Con Diario de un resurreccionista voy a empezar por el final. Empezaré explicándoos que el diario (reproducción de uno real el cual se haya expuesto en el museo Hunterian de Londres) apenas ocupa un tercio del total del libro. El diario no deja de ser un fantástico objeto de estudio además de un documento único en su especie. A pesar de ello el diario es lo que es: frases breves, con descripciones telegráficas y con abundantes números intercalados; cifras que muestran las transacciones que se llevaron a cabo.
El diario en sí, por sí solo, tendría poco interés si no fuera por la cuidada y reveladora introducción de James Blake Bailey, editor que a finales 1896 decidió publicarlo y hacer visible unos hechos execrables para que no volvieran a repetirse. Podría decirse, y no sería falso, que entre vuestras manos tenéis un libro de la época victoriana. ¿Cómo se os ha quedado el cuerpo? El caso es que Blake Bailey, al ponernos en contexto, nos hace mucho más comprensible el diario. Nos habla desde el punto de vista de alguien que vivió aquella época en la que por las noches las bandas de resurreccionistas se disputaban con violencia los cadáveres recién enterrados. Guerras comparables a las que hoy enfrentan a los narcos. Ríete tú de las escaramuzas que enfrentaron el cartel de Cali con el de Medellín. Blake Bailey también arrojará un poco de luz sobre los métodos para transportar la mercancía (escondiendo cadáveres en barriles o cajas, con etiquetaje falso, para burlar a las autoridades) que nada tendrían que envidiar a los utilizados por los señores de la droga ahora; o cómo esta oscura profesión pudo llegar a ser tan popular, tocando temas como la escasa legislación de aquel momento o la gran demanda por parte de los anatomistas que necesitaban avanzar en sus estudios a toda costa.
Si Diario de un resurreccionista ya podría haber sido una obra digna de mención con la introducción de James Blake Bailey y el diario, el extensísimo prólogo de Juan Mari Barasorda (experto en acontecimientos truculentos de la época victoriana) lo hace indispensable. Barasorda hace un viaje alucinante a través de la historia, del mundo literario, del cine o de la medicina, tomando como eje central la figura de los ladrones de cuerpos. Nos hablará de Mary Shelley y su Frankenstein (probablemente el resurreccionista y anatomista ficticio más popular de la historia), de aquellos que decidieron conseguir cuerpos utilizando otros métodos más expeditivos (véase la estremecedora historia de los asesinos Burke y Hare), sin dejar de lado a médicos y anatomistas como Andre Vesali o Leonardo da Vinci.
Sería injusto finalizar sin hablar de la parte visual. El Traité complet de l’anatomie de l’homme, con sus maravillosas ilustraciones del cuerpo humano, es en gran parte el encargado de acompañar lo relatado en Diario de un resurreccionista. Así como fotografías reales que muestran a anatomistas practicando con sus cadáveres en la mesa de disección (que sí, que se ven los cuerpos), o los métodos para proteger tumbas y mantener alejados a los ladrones de cadáveres.

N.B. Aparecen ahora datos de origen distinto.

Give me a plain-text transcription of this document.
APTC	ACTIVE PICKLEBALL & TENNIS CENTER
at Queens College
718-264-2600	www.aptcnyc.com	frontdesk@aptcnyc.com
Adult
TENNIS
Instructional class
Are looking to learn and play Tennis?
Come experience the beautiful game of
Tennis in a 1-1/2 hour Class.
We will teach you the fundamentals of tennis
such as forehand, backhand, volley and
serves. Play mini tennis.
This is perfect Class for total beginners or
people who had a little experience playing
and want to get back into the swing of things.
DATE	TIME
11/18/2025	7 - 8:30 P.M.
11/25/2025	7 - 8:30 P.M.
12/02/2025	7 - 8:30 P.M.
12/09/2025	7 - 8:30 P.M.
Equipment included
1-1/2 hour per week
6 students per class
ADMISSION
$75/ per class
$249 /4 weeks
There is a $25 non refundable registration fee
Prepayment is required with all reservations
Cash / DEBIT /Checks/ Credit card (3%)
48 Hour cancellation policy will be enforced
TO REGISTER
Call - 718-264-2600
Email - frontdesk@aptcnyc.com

Diario de un resurreccionista es un libro singular, bellamente editado por La Felguera editores (una editorial que, bajo la apariencia de una sociedad secreta, se dedica a revelar los mejores secretos de su tiempo); es además uno de esos libros que puede llegar a un público muy variopinto: los más morbosos, los interesados en historia (tenebrosa, sí, pero al fin y al cabo historia),los fascinados por la medicina o incluso los amantes de las novelas negras o de terror (seamos sinceros, un poco de miedo, todo esto, sí que da).